Akron is the 10th-best city in America for retirees, according to SeniorAdvice.com, an outfit that identifies itself as “a leading online information resource and advocacy group for seniors and their caregivers.”
Among other things, they love our location:
“Less than a mile south of Cleveland and Lake Erie, Akron is one of the most affordable cities on our list.”
Perhaps I'm ready for a caregiver myself, because I was under the impression that we are a bit farther south than that.
But this group says it came to its conclusions after “an extensive study performed on every city in the United States.” So who am I to question the findings?

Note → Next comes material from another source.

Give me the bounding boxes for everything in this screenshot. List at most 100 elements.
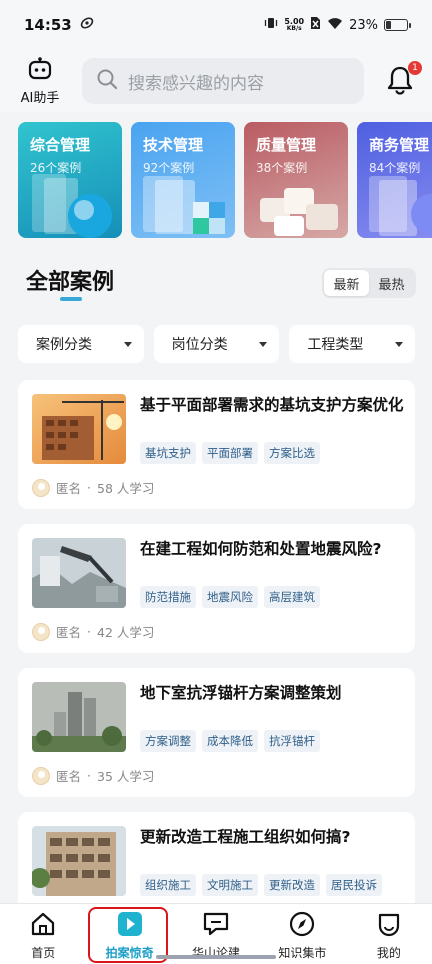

I just worry that people who move to Akron in retirement won't enjoy living that close to the lake when the cold winter winds begin to blow.
A publicist for the University of Akron's law school read with extra interest my column about the arrogant, ignorant officials at Oberlin College who were hit with the biggest defamation award in Ohio history after they falsely accused the owners of a fifth-generation bakery of being racists.
“In your (admirable) piece about the Oberlin College lawsuit,” wrote Pat Gallagher, “you mentioned that the Gibson family's team of eight lawyers bested the 11 representing Oberlin. Here is a hometown fact: Of the Gibsons' eight lawyers, five were trial attorneys, and all five were graduates of the University of Akron School of Law.”
Take a bow Lee Plakas (class of 1976), Brandon McHugh ('16) and Jeananne M. Ayoub ('18) from the firm Tzangas Plakas Mannos, and Owen Rarric ('02) and Matthew Onest ('11) from Krugliak, Wilkins, Griffiths & Dougherty.
And speaking of that landmark case, the judge recently awarded the plaintiffs $6,271,395 in attorney fees and another $294,136.79 in litigation expenses.
God forbid we round off that last 79 cents.
John Durkos of Stow applauded (figuratively speaking) when he read a complaint in one of my columns about people who click “reply to all” in large email groups when responding with something worthless, such as "Thanks for the info."
Says Durkos: “There's another email issue that's annoying.
“In my job [marketing highway-safety products], very frequently I am exchanging emails with government folks — state Departments of Transportation and the Federal Highway Administration.
“There is a high-ranking government official who I communicate with three or four times a month. It never fails, no matter if the email is of high importance or just trivial, that I get his email with a request for read receipt [a request to acknowledge that the recipient has read the email].
“WHY is it ALWAYS so important for him to know I read his stinkin’ email?
“When the box appears to select 'yes' or 'no' to let him know whether I read it, sometimes I select 'no.' "
Great minds think alike. I usually click “no” before I send my return message just to mess with the self-absorbed sender.
Our history maven, Mark J. Price, spends an absurd amount of time looking through dusty archives for fun stuff for his “This Place, This Time” column, which runs every Monday.
It was during one of those forays that he happened across this amusing item, which he shared with his second-favorite columnist.
It was an advertisement in the July 6, 1935, edition of the Beacon. I guess you could say it was a forerunner of the long-running “Miss One-Day Garages” ad campaign mounted half a century later.
A company located at 669 E. Exchange St. in Akron headlined its ad, “Stained Wood Shingles.” It offered: “Garage materials. Finest quality. Lowest prices in Akron. Expert contractors furnished to build if desired.”
Name of the company: Yoho & Hooker Lumber Co.
Which isn't as amusing as when the Cleveland Browns employed a wide receiver named Fair Hooker, but amusing nonetheless.